Boris Johnson had previously denied Rashford and fellow campaigners’ calls for an extension to free school meal vouchers over academic holidays, with Conservative MPs voting against a motion brought by Labour that would have provided the support. This caused consternation both at large and within the Conservative party, with one MP resigning over the issue and several more decrying the government’s decision on Twitter. It also meant that critical food support was not provided through the October half term; with vulnerable children instead relying on private donations or individual initiatives through that period.
The strength of Rashford’s campaign goes hand in hand with showing the weakness of government food policy.

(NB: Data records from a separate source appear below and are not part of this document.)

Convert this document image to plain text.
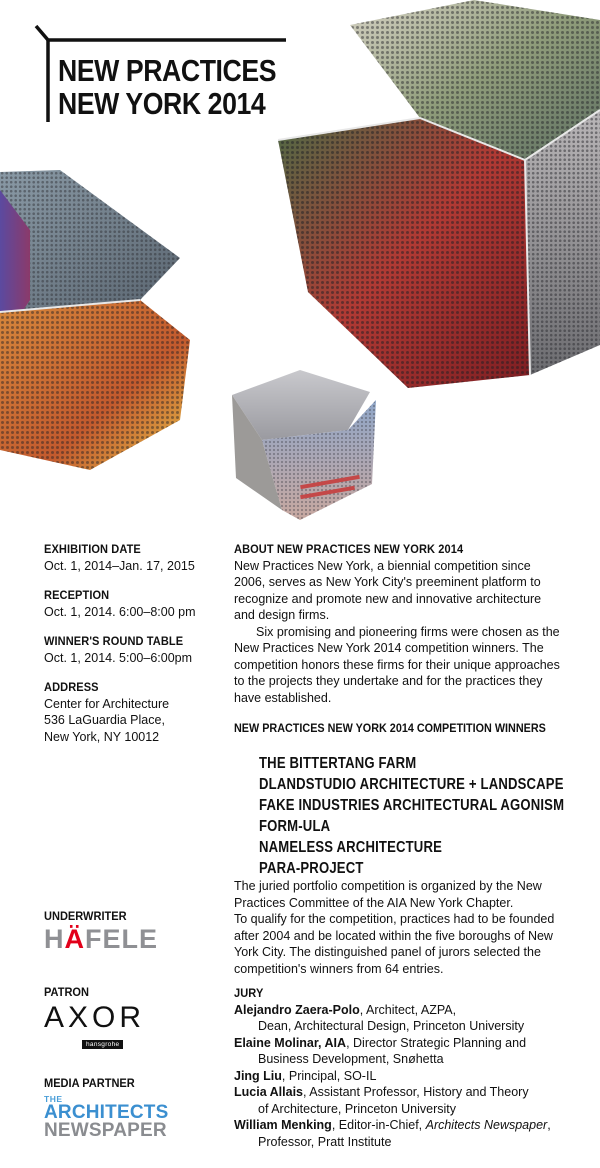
NEW PRACTICES
NEW YORK 2014
EXHIBITION DATE
Oct. 1, 2014–Jan. 17, 2015
RECEPTION
Oct. 1, 2014. 6:00–8:00 pm
WINNER'S ROUND TABLE
Oct. 1, 2014. 5:00–6:00pm
ADDRESS
Center for Architecture
536 LaGuardia Place,
New York, NY 10012
ABOUT NEW PRACTICES NEW YORK 2014

New Practices New York, a biennial competition since 2006, serves as New York City's preeminent platform to recognize and promote new and innovative architecture and design firms.

Six promising and pioneering firms were chosen as the New Practices New York 2014 competition winners. The competition honors these firms for their unique approaches to the projects they undertake and for the practices they have established.

NEW PRACTICES NEW YORK 2014 COMPETITION WINNERS
THE BITTERTANG FARM
DLANDSTUDIO ARCHITECTURE + LANDSCAPE
FAKE INDUSTRIES ARCHITECTURAL AGONISM
FORM-ULA
NAMELESS ARCHITECTURE
PARA-PROJECT

The juried portfolio competition is organized by the New Practices Committee of the AIA New York Chapter.

To qualify for the competition, practices had to be founded after 2004 and be located within the five boroughs of New York City. The distinguished panel of jurors selected the competition's winners from 64 entries.

JURY
Alejandro Zaera-Polo, Architect, AZPA,
Dean, Architectural Design, Princeton University
Elaine Molinar, AIA, Director Strategic Planning and
Business Development, Snøhetta
Jing Liu, Principal, SO-IL
Lucia Allais, Assistant Professor, History and Theory
of Architecture, Princeton University
William Menking, Editor-in-Chief, Architects Newspaper,
Professor, Pratt Institute
UNDERWRITER
HÄFELE
PATRON
AXOR
hansgrohe
MEDIA PARTNER
THE
ARCHITECTS
NEWSPAPER
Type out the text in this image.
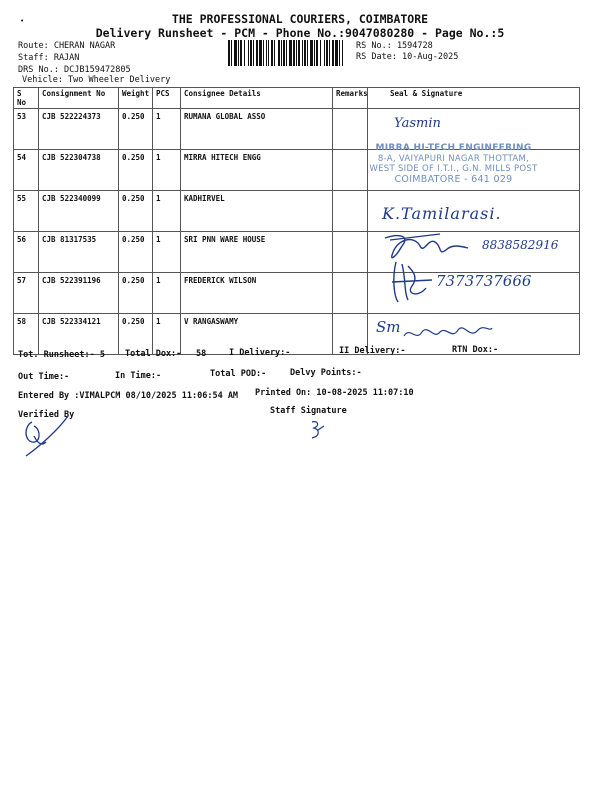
•	THE PROFESSIONAL COURIERS, COIMBATORE
Delivery Runsheet - PCM - Phone No.:9047080280 - Page No.:5
Route: CHERAN NAGAR
Staff: RAJAN
DRS No.: DCJB159472805
Vehicle: Two Wheeler Delivery
RS No.: 1594728
RS Date: 10-Aug-2025
S No	Consignment No	Weight	PCS	Consignee Details	Remarks	Seal & Signature
53	CJB 522224373	0.250	1	RUMANA GLOBAL ASSO		
54	CJB 522304738	0.250	1	MIRRA HITECH ENGG		
55	CJB 522340099	0.250	1	KADHIRVEL		
56	CJB 81317535	0.250	1	SRI PNN WARE HOUSE		
57	CJB 522391196	0.250	1	FREDERICK WILSON		
58	CJB 522334121	0.250	1	V RANGASWAMY		
Yasmin
MIRRA HI-TECH ENGINEERING
8-A, VAIYAPURI NAGAR THOTTAM,
WEST SIDE OF I.T.I., G.N. MILLS POST
COIMBATORE - 641 029
K.Tamilarasi.
8838582916
7373737666
Sm
Tot. Runsheet:- 5 Total Dox:- 58	I Delivery:-	II Delivery:-	RTN Dox:-
Out Time:-	In Time:-	Total POD:-	Delvy Points:-
Entered By :VIMALPCM 08/10/2025 11:06:54 AM Printed On: 10-08-2025 11:07:10
Verified By	Staff Signature
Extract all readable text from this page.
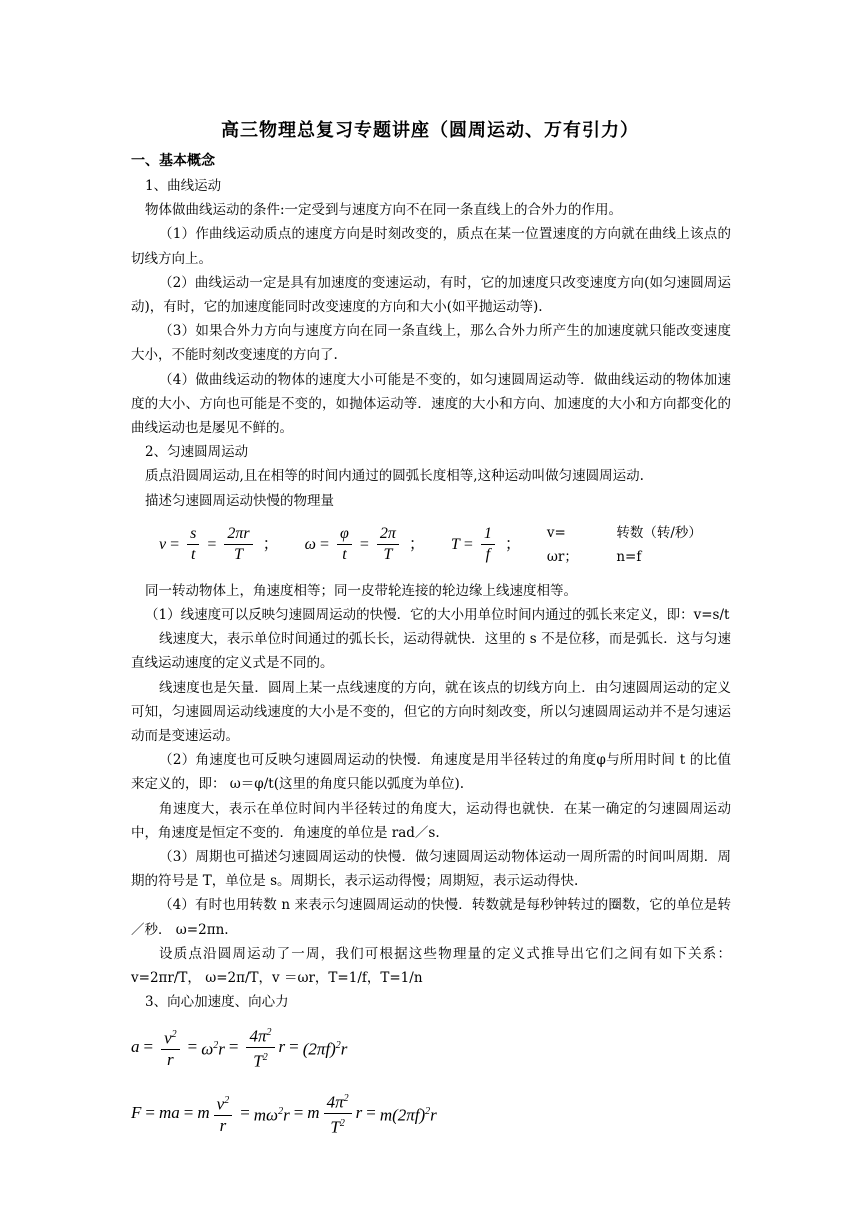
高三物理总复习专题讲座（圆周运动、万有引力）
一、基本概念

1、曲线运动

物体做曲线运动的条件:一定受到与速度方向不在同一条直线上的合外力的作用。

（1）作曲线运动质点的速度方向是时刻改变的，质点在某一位置速度的方向就在曲线上该点的切线方向上。

（2）曲线运动一定是具有加速度的变速运动，有时，它的加速度只改变速度方向(如匀速圆周运动)，有时，它的加速度能同时改变速度的方向和大小(如平抛运动等).

（3）如果合外力方向与速度方向在同一条直线上，那么合外力所产生的加速度就只能改变速度大小，不能时刻改变速度的方向了.

（4）做曲线运动的物体的速度大小可能是不变的，如匀速圆周运动等．做曲线运动的物体加速度的大小、方向也可能是不变的，如抛体运动等．速度的大小和方向、加速度的大小和方向都变化的曲线运动也是屡见不鲜的。

2、匀速圆周运动

质点沿圆周运动,且在相等的时间内通过的圆弧长度相等,这种运动叫做匀速圆周运动.

描述匀速圆周运动快慢的物理量

$v = \frac{s}{t} = \frac{2\pi r}{T}$ ； $\omega = \frac{\varphi}{t} = \frac{2\pi}{T}$ ； $T = \frac{1}{f}$ ；
v= ωr；
转数（转/秒）n=f

同一转动物体上，角速度相等；同一皮带轮连接的轮边缘上线速度相等。

（1）线速度可以反映匀速圆周运动的快慢．它的大小用单位时间内通过的弧长来定义，即：v=s/t

线速度大，表示单位时间通过的弧长长，运动得就快．这里的 s 不是位移，而是弧长．这与匀速直线运动速度的定义式是不同的。

线速度也是矢量．圆周上某一点线速度的方向，就在该点的切线方向上．由匀速圆周运动的定义可知，匀速圆周运动线速度的大小是不变的，但它的方向时刻改变，所以匀速圆周运动并不是匀速运动而是变速运动。

（2）角速度也可反映匀速圆周运动的快慢．角速度是用半径转过的角度φ与所用时间 t 的比值来定义的，即： ω＝φ/t(这里的角度只能以弧度为单位).

角速度大，表示在单位时间内半径转过的角度大，运动得也就快．在某一确定的匀速圆周运动中，角速度是恒定不变的．角速度的单位是 rad／s.

（3）周期也可描述匀速圆周运动的快慢．做匀速圆周运动物体运动一周所需的时间叫周期．周期的符号是 T，单位是 s。周期长，表示运动得慢；周期短，表示运动得快.

（4）有时也用转数 n 来表示匀速圆周运动的快慢．转数就是每秒钟转过的圈数，它的单位是转／秒． ω=2πn.

设质点沿圆周运动了一周，我们可根据这些物理量的定义式推导出它们之间有如下关系：v=2πr/T， ω=2π/T，v ＝ωr，T=1/f，T=1/n

3、向心加速度、向心力

$a = \frac{v^2}{r} = \omega^2r = \frac{4\pi^2}{T^2}$ $r = (2\pi f)^2r$
F = ma = m $\frac{v^2}{r} = m\omega^2r = m \frac{4\pi^2}{T^2}$ $r = m(2\pi f)^2r$
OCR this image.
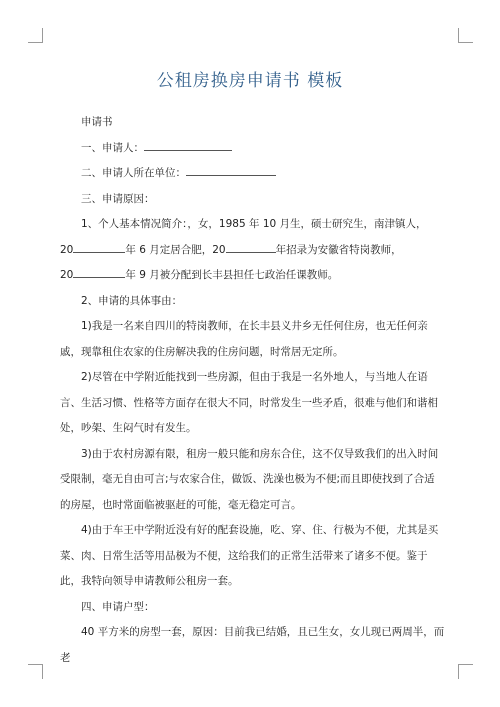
公租房换房申请书 模板

申请书

一、申请人：

二、申请人所在单位：

三、申请原因：

1、个人基本情况简介：，女，1985 年 10 月生，硕士研究生，南津镇人，

20	年 6 月定居合肥，20	年招录为安徽省特岗教师，

20	年 9 月被分配到长丰县担任七政治任课教师。

2、申请的具体事由：

1)我是一名来自四川的特岗教师，在长丰县义井乡无任何住房，也无任何亲戚，现靠租住农家的住房解决我的住房问题，时常居无定所。

2)尽管在中学附近能找到一些房源，但由于我是一名外地人，与当地人在语言、生活习惯、性格等方面存在很大不同，时常发生一些矛盾，很难与他们和谐相处，吵架、生闷气时有发生。

3)由于农村房源有限，租房一般只能和房东合住，这不仅导致我们的出入时间受限制，毫无自由可言;与农家合住，做饭、洗澡也极为不便;而且即使找到了合适的房屋，也时常面临被驱赶的可能，毫无稳定可言。

4)由于车王中学附近没有好的配套设施，吃、穿、住、行极为不便，尤其是买菜、肉、日常生活等用品极为不便，这给我们的正常生活带来了诸多不便。鉴于此，我特向领导申请教师公租房一套。

四、申请户型：

40 平方米的房型一套，原因：目前我已结婚，且已生女，女儿现已两周半，而老
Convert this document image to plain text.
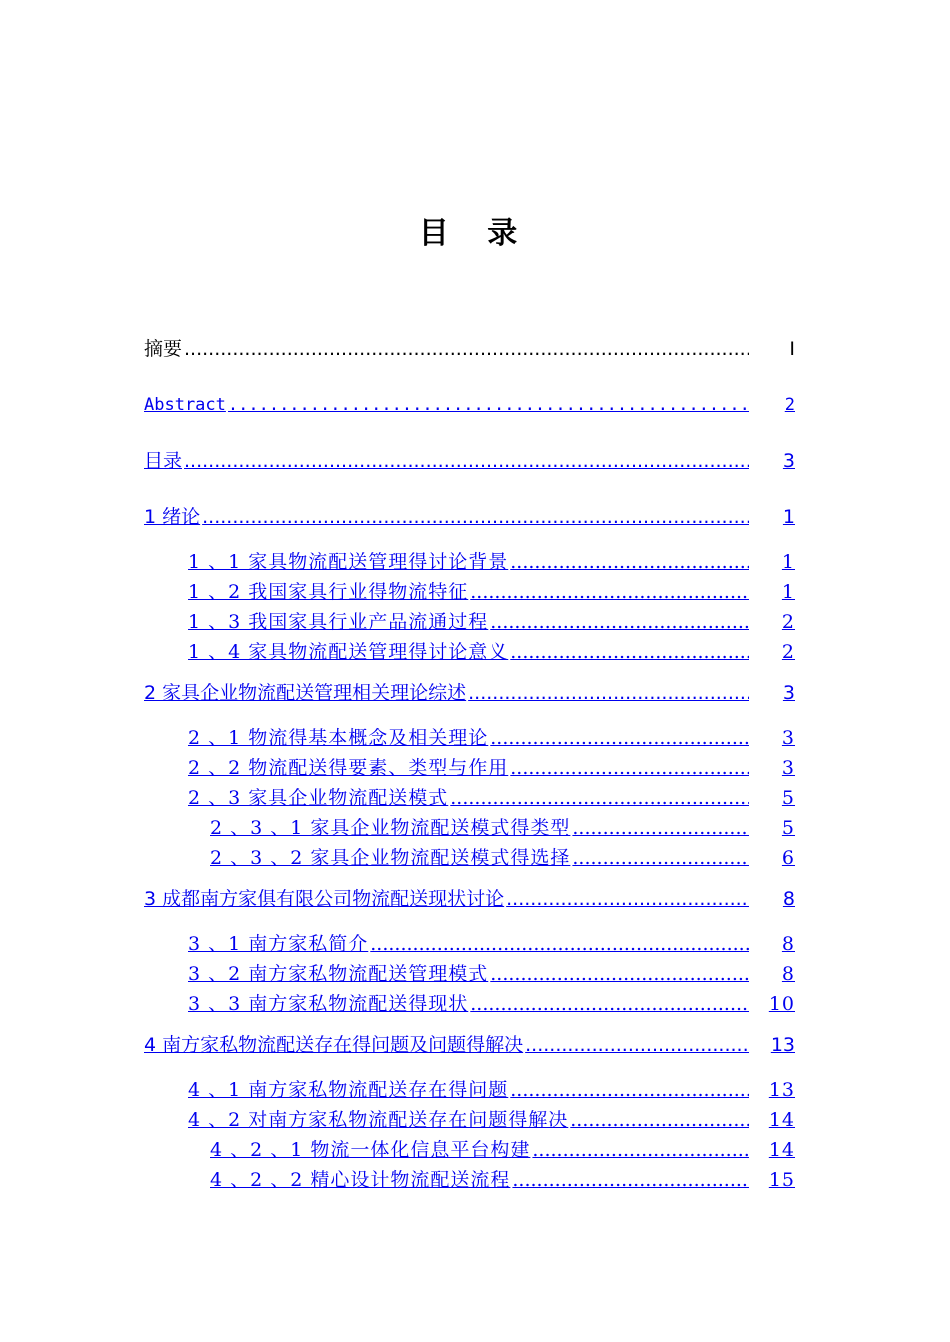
目 录
摘要 .....	I
Abstract .....	2
目录 .....	3
1 绪论 .....	1
1 、1 家具物流配送管理得讨论背景 .....	1
1 、2 我国家具行业得物流特征 .....	1
1 、3 我国家具行业产品流通过程 .....	2
1 、4 家具物流配送管理得讨论意义 .....	2
2 家具企业物流配送管理相关理论综述 .....	3
2 、1 物流得基本概念及相关理论 .....	3
2 、2 物流配送得要素、类型与作用 .....	3
2 、3 家具企业物流配送模式 .....	5
2 、3 、1 家具企业物流配送模式得类型 .....	5
2 、3 、2 家具企业物流配送模式得选择 .....	6
3 成都南方家俱有限公司物流配送现状讨论 .....	8
3 、1 南方家私简介 .....	8
3 、2 南方家私物流配送管理模式 .....	8
3 、3 南方家私物流配送得现状 .....	10
4 南方家私物流配送存在得问题及问题得解决 .....	13
4 、1 南方家私物流配送存在得问题 .....	13
4 、2 对南方家私物流配送存在问题得解决 .....	14
4 、2 、1 物流一体化信息平台构建 .....	14
4 、2 、2 精心设计物流配送流程 .....	15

It is not a 23-year-old footballer’s job to organise a policy that feeds hungry children, and his ostensible neutrality — a key strength of his campaigning — in part works because he explicitly asserts that there is a crisis that needs to be fixed, without explicitly asserting who caused the crisis and who should be fixing it. Indeed, both the government’s policy and its mode of dispensing it are telling. The policy itself will increase not just state funding, but funding for food banks whose ultimate goal is not to exist; the policy is dispensed reactively, just when public opinion and one young footballer gets strong enough to force its hand. Rashford’s campaigning is empathetic, smart, and strategic — he knows precisely what the problems are from both his own experience and others’ testimony. He knows how he can handle them to benefit the most people.
If only this were true of the people he is putting under pressure.